The New York Times explains how public sector labor unions have financially supported a number of socially progressive and liberal activist causes, and how, in the wake of Janus, these causes will suffer. This result—weakened political organizations after stemmed union revenues—may have motivated the conservative, free-market group behind Janus to fight labor, in the first place. With fair-share fees gone, the union bosses can no longer “use that money to advance their big-government agenda,” John Tillman, CEO of Illinois Policy Institute predicted in December. Liberal organizations, including Moveon.org and smaller operations like Mi Familia Vota, have been bracing for the drop in funding. While some union-backed projects have already shuttered their doors, others have been trying to adapt, and remain confident that the “people power” of union members may offset the dwindling dollars.
In the Washington Post, Mark Janus has explained his decision to challenge the constitutionality of mandatory union fees. Among his chief gripes with union power was that he saw a salary raise every year, a fact indicative, according to Janus, of how AFSCME’s lobbying affected “the state’s bottom line.” Citing heavily reports from the Illinois Policy Institute, which had located and chosen him to be the plaintiff, Janus confirms what the New York Times reports: union revenues fund pro-union candidates. Because “unions bankroll into office” candidates with liberal spending measures, the individual naysayer worker had no “choice” in whether and how labor policies “bankrupt our states.” Janus states he would have chosen to forego his higher salary and his “generous, tax-payer funded” pension – a political priority he can now express because, as he says, “workers such as me will no longer have to check our First Amendment rights at the door when we enter public service.”

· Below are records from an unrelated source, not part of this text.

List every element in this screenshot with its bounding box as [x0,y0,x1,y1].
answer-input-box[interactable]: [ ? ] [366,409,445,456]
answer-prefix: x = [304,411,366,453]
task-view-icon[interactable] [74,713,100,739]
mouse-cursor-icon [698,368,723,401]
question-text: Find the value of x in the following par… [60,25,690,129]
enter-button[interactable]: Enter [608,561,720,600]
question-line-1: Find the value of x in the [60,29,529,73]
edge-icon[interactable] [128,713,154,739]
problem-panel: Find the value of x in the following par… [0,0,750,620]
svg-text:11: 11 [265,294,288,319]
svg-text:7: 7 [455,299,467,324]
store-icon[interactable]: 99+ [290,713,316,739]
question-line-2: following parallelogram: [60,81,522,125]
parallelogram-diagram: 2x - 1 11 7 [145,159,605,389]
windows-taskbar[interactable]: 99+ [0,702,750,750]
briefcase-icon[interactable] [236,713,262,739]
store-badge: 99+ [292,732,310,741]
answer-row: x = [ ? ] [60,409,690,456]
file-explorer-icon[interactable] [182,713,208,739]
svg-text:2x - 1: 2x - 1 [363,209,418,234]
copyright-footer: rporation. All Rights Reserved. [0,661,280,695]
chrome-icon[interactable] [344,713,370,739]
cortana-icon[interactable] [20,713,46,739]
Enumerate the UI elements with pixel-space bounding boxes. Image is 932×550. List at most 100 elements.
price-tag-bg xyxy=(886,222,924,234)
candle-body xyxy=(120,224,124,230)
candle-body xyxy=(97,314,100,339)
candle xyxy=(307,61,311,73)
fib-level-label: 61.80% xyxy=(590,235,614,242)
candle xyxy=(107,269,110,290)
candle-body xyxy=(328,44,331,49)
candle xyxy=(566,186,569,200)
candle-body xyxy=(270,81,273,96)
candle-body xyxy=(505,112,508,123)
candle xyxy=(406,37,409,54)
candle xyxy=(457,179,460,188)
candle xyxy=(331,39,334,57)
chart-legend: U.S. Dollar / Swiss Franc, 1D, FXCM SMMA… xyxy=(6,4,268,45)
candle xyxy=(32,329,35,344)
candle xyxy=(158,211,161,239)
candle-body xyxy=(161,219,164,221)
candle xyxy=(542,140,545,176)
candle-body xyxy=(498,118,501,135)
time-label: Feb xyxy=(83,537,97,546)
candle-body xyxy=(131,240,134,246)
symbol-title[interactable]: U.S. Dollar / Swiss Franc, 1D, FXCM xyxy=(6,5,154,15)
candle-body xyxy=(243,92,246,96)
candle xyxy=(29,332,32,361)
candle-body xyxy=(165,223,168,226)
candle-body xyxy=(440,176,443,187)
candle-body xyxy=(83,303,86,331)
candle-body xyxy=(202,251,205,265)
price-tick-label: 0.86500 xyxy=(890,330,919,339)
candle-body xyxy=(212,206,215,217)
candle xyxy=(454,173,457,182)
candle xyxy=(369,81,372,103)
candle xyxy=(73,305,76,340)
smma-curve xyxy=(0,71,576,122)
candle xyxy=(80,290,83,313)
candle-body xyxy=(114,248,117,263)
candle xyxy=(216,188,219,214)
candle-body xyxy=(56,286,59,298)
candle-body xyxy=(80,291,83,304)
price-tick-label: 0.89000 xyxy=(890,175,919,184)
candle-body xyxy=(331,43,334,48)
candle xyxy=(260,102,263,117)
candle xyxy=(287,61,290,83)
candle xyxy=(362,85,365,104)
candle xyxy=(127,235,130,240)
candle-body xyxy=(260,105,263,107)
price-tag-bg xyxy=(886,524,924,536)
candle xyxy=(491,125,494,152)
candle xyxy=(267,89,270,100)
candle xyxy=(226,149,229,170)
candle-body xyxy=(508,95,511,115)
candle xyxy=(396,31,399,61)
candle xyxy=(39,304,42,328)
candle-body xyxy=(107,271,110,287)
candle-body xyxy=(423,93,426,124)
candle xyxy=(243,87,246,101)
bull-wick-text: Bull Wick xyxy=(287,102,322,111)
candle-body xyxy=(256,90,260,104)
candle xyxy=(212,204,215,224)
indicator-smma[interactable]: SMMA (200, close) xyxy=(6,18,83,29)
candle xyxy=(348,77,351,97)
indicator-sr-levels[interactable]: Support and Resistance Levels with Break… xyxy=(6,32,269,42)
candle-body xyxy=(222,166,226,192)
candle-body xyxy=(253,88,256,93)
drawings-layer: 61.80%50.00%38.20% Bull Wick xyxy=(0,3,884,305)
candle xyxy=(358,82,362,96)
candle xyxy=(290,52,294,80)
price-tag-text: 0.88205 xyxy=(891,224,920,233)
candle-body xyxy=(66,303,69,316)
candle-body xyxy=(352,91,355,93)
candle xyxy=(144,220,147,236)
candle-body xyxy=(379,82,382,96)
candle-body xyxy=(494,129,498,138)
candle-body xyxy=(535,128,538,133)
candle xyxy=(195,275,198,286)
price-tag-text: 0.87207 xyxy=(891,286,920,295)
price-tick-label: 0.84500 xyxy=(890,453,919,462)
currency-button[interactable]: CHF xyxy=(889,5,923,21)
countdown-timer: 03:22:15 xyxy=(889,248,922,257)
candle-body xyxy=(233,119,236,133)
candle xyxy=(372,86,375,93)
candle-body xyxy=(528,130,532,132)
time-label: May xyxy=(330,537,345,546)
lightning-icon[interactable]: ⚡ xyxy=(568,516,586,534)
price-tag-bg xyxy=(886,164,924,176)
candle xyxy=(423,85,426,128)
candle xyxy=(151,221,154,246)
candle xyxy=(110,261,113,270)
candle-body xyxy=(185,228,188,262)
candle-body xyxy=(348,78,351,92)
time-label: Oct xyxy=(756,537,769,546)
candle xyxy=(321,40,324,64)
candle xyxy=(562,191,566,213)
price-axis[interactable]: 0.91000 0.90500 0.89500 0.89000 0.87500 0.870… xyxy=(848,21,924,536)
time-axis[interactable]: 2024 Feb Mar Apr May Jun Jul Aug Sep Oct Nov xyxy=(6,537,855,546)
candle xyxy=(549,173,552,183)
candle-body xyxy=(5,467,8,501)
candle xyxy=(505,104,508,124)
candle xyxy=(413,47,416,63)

The Guardian follows a teacher who is “going door-to-door to rally support for a teacher’s union.” In a “Republican-leaning school district” in southwestern Pennsylvania, high school teacher Jason Davis canvasses the neighborhood. He reminds people of moments in their lives when education mattered, describes the drop in state funding (independent of rises in property taxes) and the loss of crucial resources like a robust band program. Most importantly, he aims to “humanize teachers’ unions” and to connect with taxpayers and voters as he challenges how unions have been “vilified.”